Eric Jackson as a regular contributor to Forbes Magazine writes some very interesting management articles. In addition to writing for Forbes, Jackson is the Founder and Managing Member of Ironfire Capital LLC and he has completed his Ph.D. in the Management Department at the Columbia University Graduate School of Business in New York, with a specialization in Strategic Management.
As many of us in government often take over or become involved with dysfunctional teams, Jackson’s latest article Ten Ways to Turnaround a Dysfunctional Team offers some great advice that I am passing along. Below is Jackson’s list without his additional explanation, which you can read at the link above.
- Get rid of non-performers immediately.
- Fill vacant roles with capable people with amazing attitudes, skills for that particular area, and zealous attention to detail and follow-through.
- Set the vision for the group and establish milestones to achieving the vision.
- Follow-up and remind the team how they’re doing against the milestones.
- Agree on meeting ‘rules of the road.
- Schedule regular face time with each of your team members at least monthly and ideally bi-weekly.
- Hold fewer team-wide meetings but smaller ones with the right people attending.
- Do annual performance reviews and discuss the team member’s developmental needs.
- Hold people accountable.
- Measure the team’s progress at least annually.
What do you think of this list based on your experience working with a team? Are these items doable in a government setting?
The only one I would question is #1, just because some people have a worse learning curve than others but have the motivation and skills to get the job done as well as anyone else once they get there. There is a point that it gets beyond reason, but I don’t know if I’d say ‘immediately’. I would get rid of someone immediately if their problem was laziness and apathy.

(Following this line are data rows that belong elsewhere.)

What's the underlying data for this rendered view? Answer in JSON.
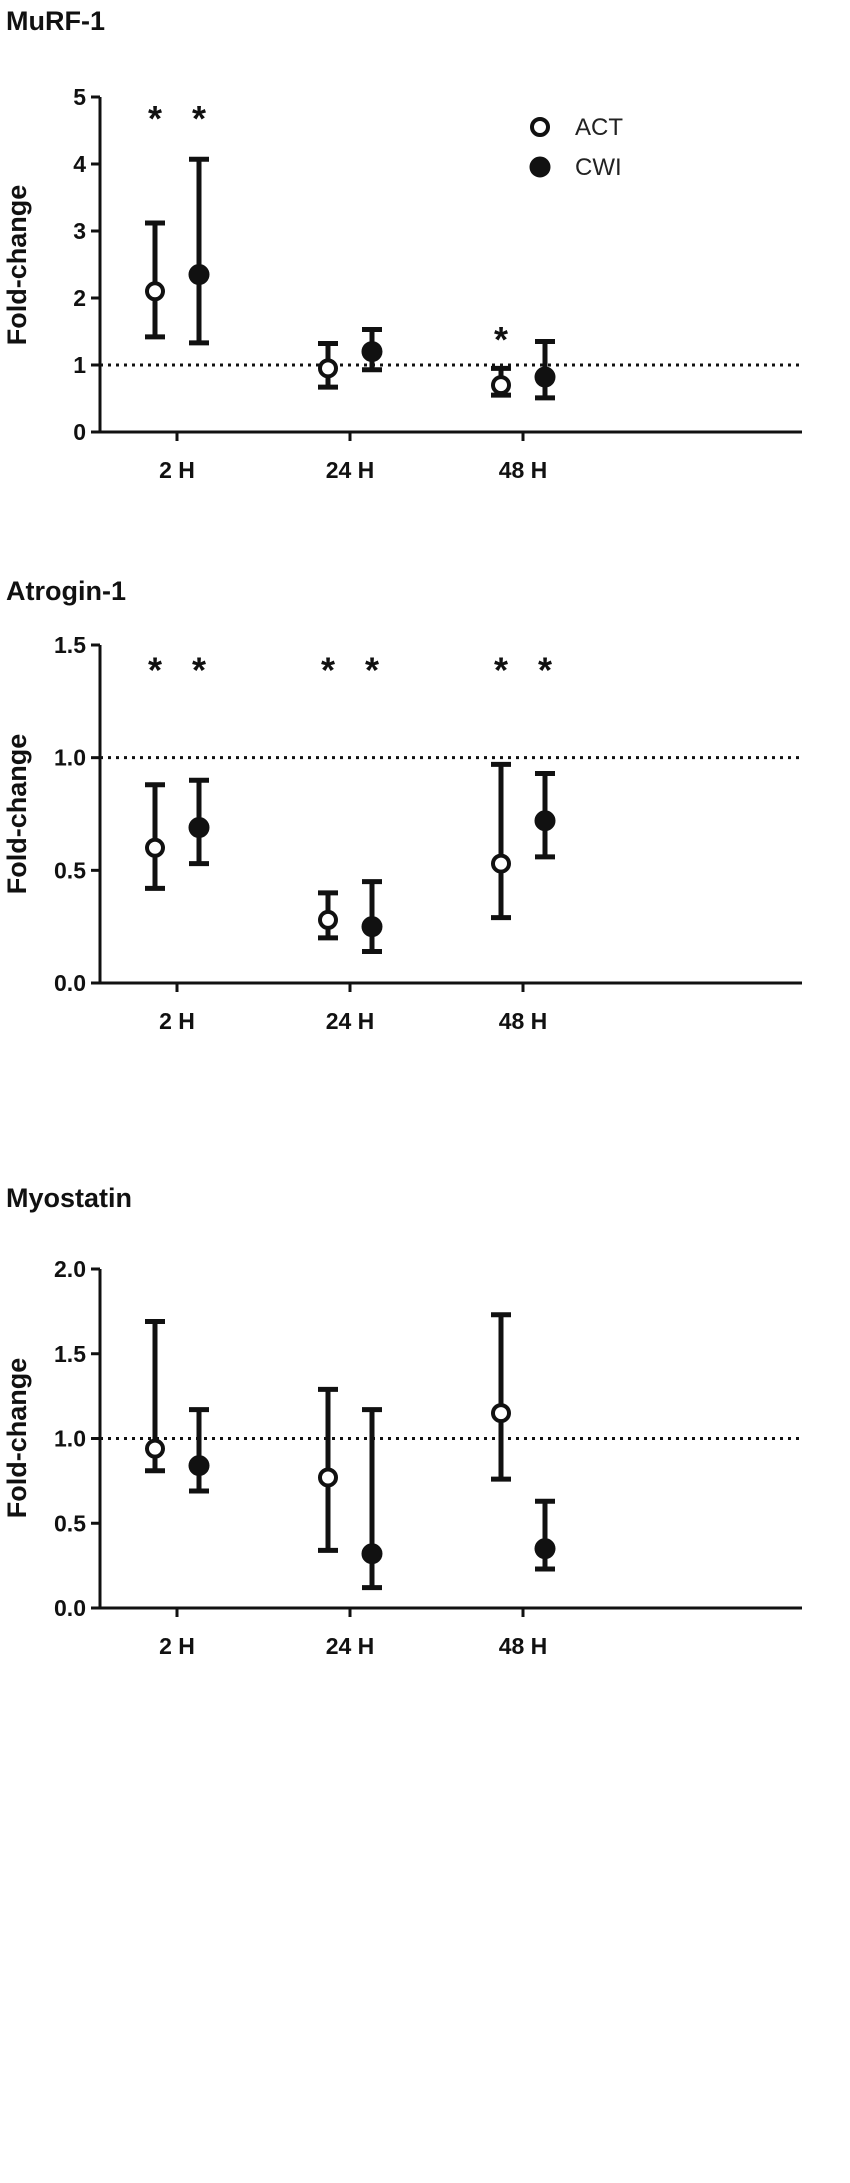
{
  "chart_data": [
    {
      "type": "scatter",
      "title": "MuRF-1",
      "ylabel": "Fold-change",
      "xlabel": "",
      "categories": [
        "2 H",
        "24 H",
        "48 H"
      ],
      "ylim": [
        0,
        5
      ],
      "yticks": [
        "0",
        "1",
        "2",
        "3",
        "4",
        "5"
      ],
      "reference_line": 1,
      "legend": {
        "position": "top-right",
        "entries": [
          "ACT",
          "CWI"
        ]
      },
      "series": [
        {
          "name": "ACT",
          "marker": "open-circle",
          "values": [
            2.1,
            0.95,
            0.7
          ],
          "error_low": [
            1.42,
            0.67,
            0.55
          ],
          "error_high": [
            3.12,
            1.32,
            0.95
          ]
        },
        {
          "name": "CWI",
          "marker": "filled-circle",
          "values": [
            2.35,
            1.2,
            0.82
          ],
          "error_low": [
            1.33,
            0.93,
            0.51
          ],
          "error_high": [
            4.07,
            1.53,
            1.35
          ]
        }
      ],
      "significance": [
        {
          "category": "2 H",
          "series": "ACT",
          "mark": "*",
          "y": 4.85
        },
        {
          "category": "2 H",
          "series": "CWI",
          "mark": "*",
          "y": 4.85
        },
        {
          "category": "48 H",
          "series": "ACT",
          "mark": "*",
          "y": 1.55
        }
      ]
    },
    {
      "type": "scatter",
      "title": "Atrogin-1",
      "ylabel": "Fold-change",
      "xlabel": "",
      "categories": [
        "2 H",
        "24 H",
        "48 H"
      ],
      "ylim": [
        0,
        1.5
      ],
      "yticks": [
        "0.0",
        "0.5",
        "1.0",
        "1.5"
      ],
      "reference_line": 1,
      "series": [
        {
          "name": "ACT",
          "marker": "open-circle",
          "values": [
            0.6,
            0.28,
            0.53
          ],
          "error_low": [
            0.42,
            0.2,
            0.29
          ],
          "error_high": [
            0.88,
            0.4,
            0.97
          ]
        },
        {
          "name": "CWI",
          "marker": "filled-circle",
          "values": [
            0.69,
            0.25,
            0.72
          ],
          "error_low": [
            0.53,
            0.14,
            0.56
          ],
          "error_high": [
            0.9,
            0.45,
            0.93
          ]
        }
      ],
      "significance": [
        {
          "category": "2 H",
          "series": "ACT",
          "mark": "*",
          "y": 1.44
        },
        {
          "category": "2 H",
          "series": "CWI",
          "mark": "*",
          "y": 1.44
        },
        {
          "category": "24 H",
          "series": "ACT",
          "mark": "*",
          "y": 1.44
        },
        {
          "category": "24 H",
          "series": "CWI",
          "mark": "*",
          "y": 1.44
        },
        {
          "category": "48 H",
          "series": "ACT",
          "mark": "*",
          "y": 1.44
        },
        {
          "category": "48 H",
          "series": "CWI",
          "mark": "*",
          "y": 1.44
        }
      ]
    },
    {
      "type": "scatter",
      "title": "Myostatin",
      "ylabel": "Fold-change",
      "xlabel": "",
      "categories": [
        "2 H",
        "24 H",
        "48 H"
      ],
      "ylim": [
        0,
        2
      ],
      "yticks": [
        "0.0",
        "0.5",
        "1.0",
        "1.5",
        "2.0"
      ],
      "reference_line": 1,
      "series": [
        {
          "name": "ACT",
          "marker": "open-circle",
          "values": [
            0.94,
            0.77,
            1.15
          ],
          "error_low": [
            0.81,
            0.34,
            0.76
          ],
          "error_high": [
            1.69,
            1.29,
            1.73
          ]
        },
        {
          "name": "CWI",
          "marker": "filled-circle",
          "values": [
            0.84,
            0.32,
            0.35
          ],
          "error_low": [
            0.69,
            0.12,
            0.23
          ],
          "error_high": [
            1.17,
            1.17,
            0.63
          ]
        }
      ],
      "significance": []
    }
  ]
}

I agree with Corey on # 1 – primarily because ‘non-performers’ may be not performing due to a lack of leadership, not because they don’t want to do a good job. People get fed up with crappy management. Add to that the due process of firing someone, and that it will probably take a new manager at least 60 days to really know what the heck is going on in the first place.
I also think the most important item is missing from this list entirely. Timely, quick feedback is critical to leading.

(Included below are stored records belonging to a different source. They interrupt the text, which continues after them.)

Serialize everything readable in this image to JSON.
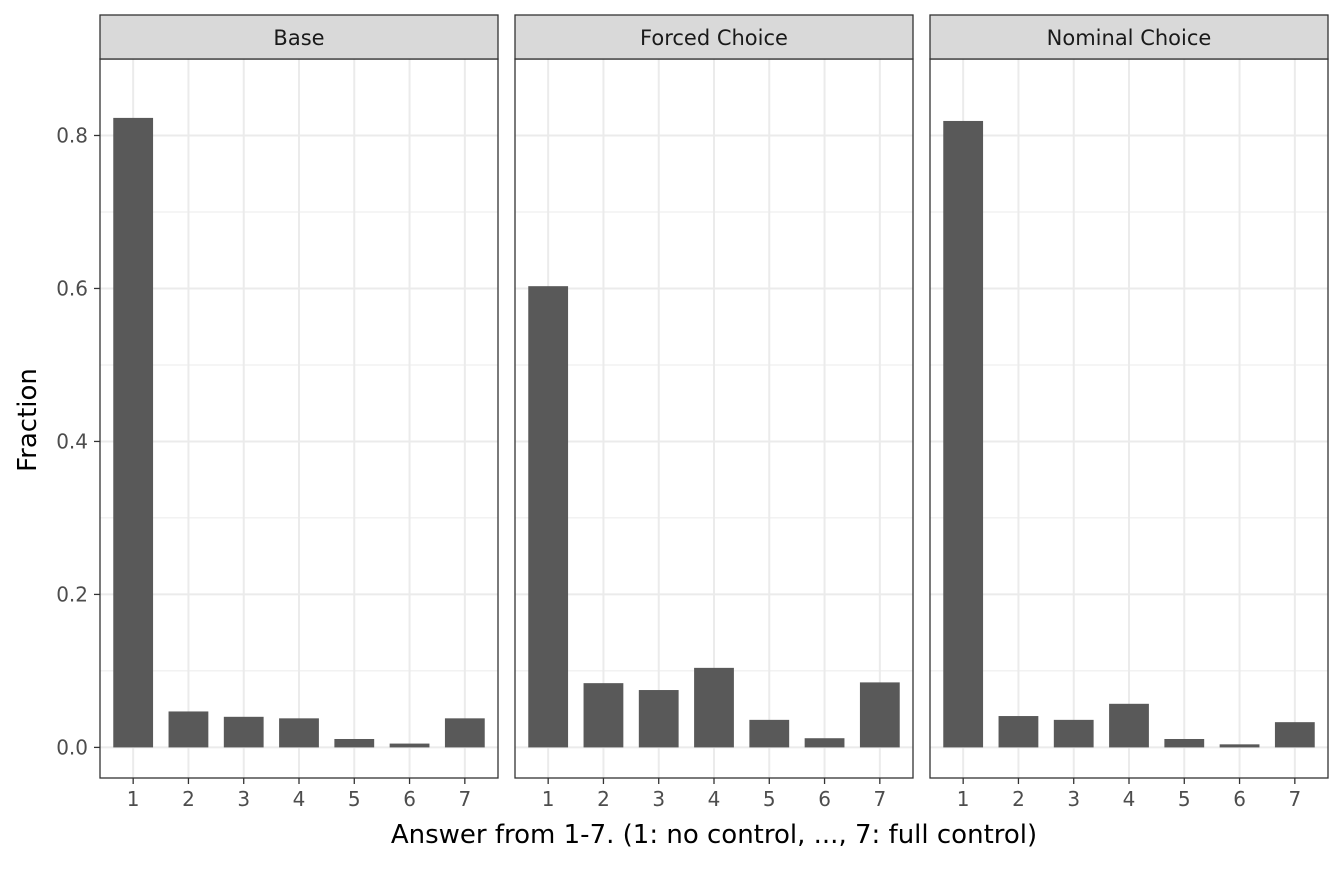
{
  "chart_data": {
    "type": "bar",
    "xlabel": "Answer from 1-7. (1: no control, ..., 7: full control)",
    "ylabel": "Fraction",
    "categories": [
      "1",
      "2",
      "3",
      "4",
      "5",
      "6",
      "7"
    ],
    "ylim": [
      -0.04,
      0.9
    ],
    "yticks": [
      0.0,
      0.2,
      0.4,
      0.6,
      0.8
    ],
    "ytick_labels": [
      "0.0",
      "0.2",
      "0.4",
      "0.6",
      "0.8"
    ],
    "grid": true,
    "legend": "none",
    "facets": [
      {
        "name": "Base",
        "values": [
          0.823,
          0.047,
          0.04,
          0.038,
          0.011,
          0.005,
          0.038
        ]
      },
      {
        "name": "Forced Choice",
        "values": [
          0.603,
          0.084,
          0.075,
          0.104,
          0.036,
          0.012,
          0.085
        ]
      },
      {
        "name": "Nominal Choice",
        "values": [
          0.819,
          0.041,
          0.036,
          0.057,
          0.011,
          0.004,
          0.033
        ]
      }
    ],
    "colors": {
      "bar": "#595959",
      "strip": "#d9d9d9",
      "panel_border": "#333333",
      "grid": "#ebebeb"
    }
  }
}
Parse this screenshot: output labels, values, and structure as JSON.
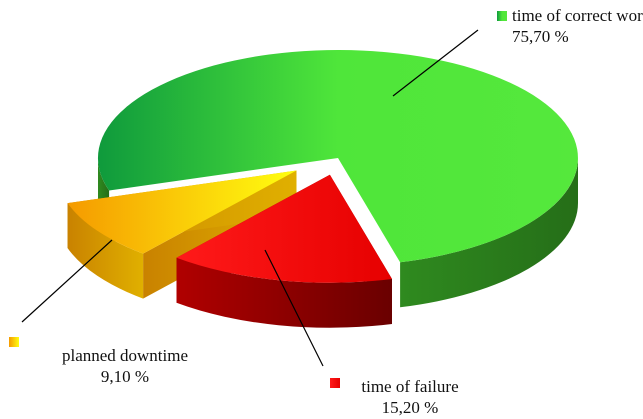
{
  "chart_data": {
    "type": "pie",
    "categories": [
      "time of failure",
      "planned downtime",
      "time of correct work"
    ],
    "values": [
      15.2,
      9.1,
      75.7
    ],
    "value_labels": [
      "15,20 %",
      "9,10 %",
      "75,70 %"
    ],
    "colors": [
      "#ff0000",
      "#ffd400",
      "#4ee53a"
    ]
  }
}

My approach is very similar to the feedback model at manager tools.
First, it’s important to give positive and corrective feedback on a consistent basis. People shouldn’t think the only time you give feedback is when something bad is about to go down.
I just ask if I can give them feedback, state the observed behavior (not attitude, etc) and the resulting impact on themselves, the team, or me. Usually I leave it at that. I usually don’t force people into telling me how they will correct their behavior on the spot. Usually they will end up coming to me later and want to let me know what they are doing to correct it.

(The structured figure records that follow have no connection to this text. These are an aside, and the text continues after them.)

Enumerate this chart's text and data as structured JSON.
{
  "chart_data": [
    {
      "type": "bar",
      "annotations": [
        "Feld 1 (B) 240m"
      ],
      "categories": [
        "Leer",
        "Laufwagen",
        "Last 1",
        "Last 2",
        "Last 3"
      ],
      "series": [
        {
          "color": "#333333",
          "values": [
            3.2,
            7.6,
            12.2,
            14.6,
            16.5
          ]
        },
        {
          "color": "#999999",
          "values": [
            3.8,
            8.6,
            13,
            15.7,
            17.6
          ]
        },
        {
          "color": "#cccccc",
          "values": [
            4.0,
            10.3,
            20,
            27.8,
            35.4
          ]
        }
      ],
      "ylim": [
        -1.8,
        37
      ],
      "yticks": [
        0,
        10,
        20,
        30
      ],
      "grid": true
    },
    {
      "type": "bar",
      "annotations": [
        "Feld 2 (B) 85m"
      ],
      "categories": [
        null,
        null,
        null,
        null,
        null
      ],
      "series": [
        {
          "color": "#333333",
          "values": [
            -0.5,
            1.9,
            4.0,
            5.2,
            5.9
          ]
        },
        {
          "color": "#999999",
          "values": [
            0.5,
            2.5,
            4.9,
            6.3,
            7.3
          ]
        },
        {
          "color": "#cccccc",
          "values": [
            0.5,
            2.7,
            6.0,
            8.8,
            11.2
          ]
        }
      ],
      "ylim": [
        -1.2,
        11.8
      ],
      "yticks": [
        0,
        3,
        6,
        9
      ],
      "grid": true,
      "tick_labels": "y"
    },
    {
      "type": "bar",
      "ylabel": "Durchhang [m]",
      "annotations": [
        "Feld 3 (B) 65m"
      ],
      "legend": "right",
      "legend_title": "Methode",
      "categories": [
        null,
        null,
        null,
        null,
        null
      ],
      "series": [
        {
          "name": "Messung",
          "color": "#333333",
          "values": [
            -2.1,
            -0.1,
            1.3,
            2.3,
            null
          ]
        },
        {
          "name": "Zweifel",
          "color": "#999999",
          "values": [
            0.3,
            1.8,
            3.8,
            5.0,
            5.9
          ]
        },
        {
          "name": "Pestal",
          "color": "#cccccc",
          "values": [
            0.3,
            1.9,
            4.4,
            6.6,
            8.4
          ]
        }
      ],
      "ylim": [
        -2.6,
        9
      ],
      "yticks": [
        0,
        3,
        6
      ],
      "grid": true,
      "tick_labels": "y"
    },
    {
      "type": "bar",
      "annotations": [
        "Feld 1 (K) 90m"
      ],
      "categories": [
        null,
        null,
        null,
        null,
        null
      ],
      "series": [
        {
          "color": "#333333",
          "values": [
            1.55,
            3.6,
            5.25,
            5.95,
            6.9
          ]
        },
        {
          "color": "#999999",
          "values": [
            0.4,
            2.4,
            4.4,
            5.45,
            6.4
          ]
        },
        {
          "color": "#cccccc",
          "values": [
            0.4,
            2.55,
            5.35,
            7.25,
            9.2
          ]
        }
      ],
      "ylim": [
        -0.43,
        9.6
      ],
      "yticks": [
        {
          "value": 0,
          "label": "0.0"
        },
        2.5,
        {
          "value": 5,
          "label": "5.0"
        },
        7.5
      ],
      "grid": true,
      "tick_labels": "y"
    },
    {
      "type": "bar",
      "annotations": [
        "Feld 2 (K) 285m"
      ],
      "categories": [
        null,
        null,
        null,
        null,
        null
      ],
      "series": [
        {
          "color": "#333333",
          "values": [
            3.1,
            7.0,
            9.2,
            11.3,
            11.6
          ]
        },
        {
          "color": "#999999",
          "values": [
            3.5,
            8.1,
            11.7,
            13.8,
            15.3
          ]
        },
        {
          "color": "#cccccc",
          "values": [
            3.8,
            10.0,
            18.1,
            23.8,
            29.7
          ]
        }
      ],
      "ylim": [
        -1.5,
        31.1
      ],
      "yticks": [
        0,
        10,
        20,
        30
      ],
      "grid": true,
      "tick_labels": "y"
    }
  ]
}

Again, it’s very important to give positive feedback too, and I tend to catch my people doing things right wayyy more often than I have corrective feedback for them. That goes a long way towards building trust and making people see I’m not out to get them, I only want to help them grow professionally.
I’m sharing a lot of the same reservations with #1 – but I get the gist of it. You want to be able to not have negative energy/non-performing “hanger ons”. Good luck with swift action for removal of an employee.
Personally, I think there’s one big assumption here – that you are the supervisor for each of your team member. And that doesn’t always happen, especially in the project world.
One dimension I’d add to this list is leadership. The assumption that the team is dysfunctional because they need directions and waypoints to check against is but only one possible cause to the dysfunction problem. Do they feel connected to the project? Do they feel that what they do actually matters? Inspiration and excitement can do a lot for team dynamics. Get them excited and show that their input matters.
Very important from Deb: “I think there’s one big assumption here – that you are the supervisor for each of your team member. And that doesn’t always happen, especially in the project world.”
Sometimes the best you can do is coach and influence in a projectized environment (or one where the lines of authority are unclear).
The real challenge is when you have to work with the team you are given. How do you turn the team of “Moe, Larry, and Curly” into a high-performance project team?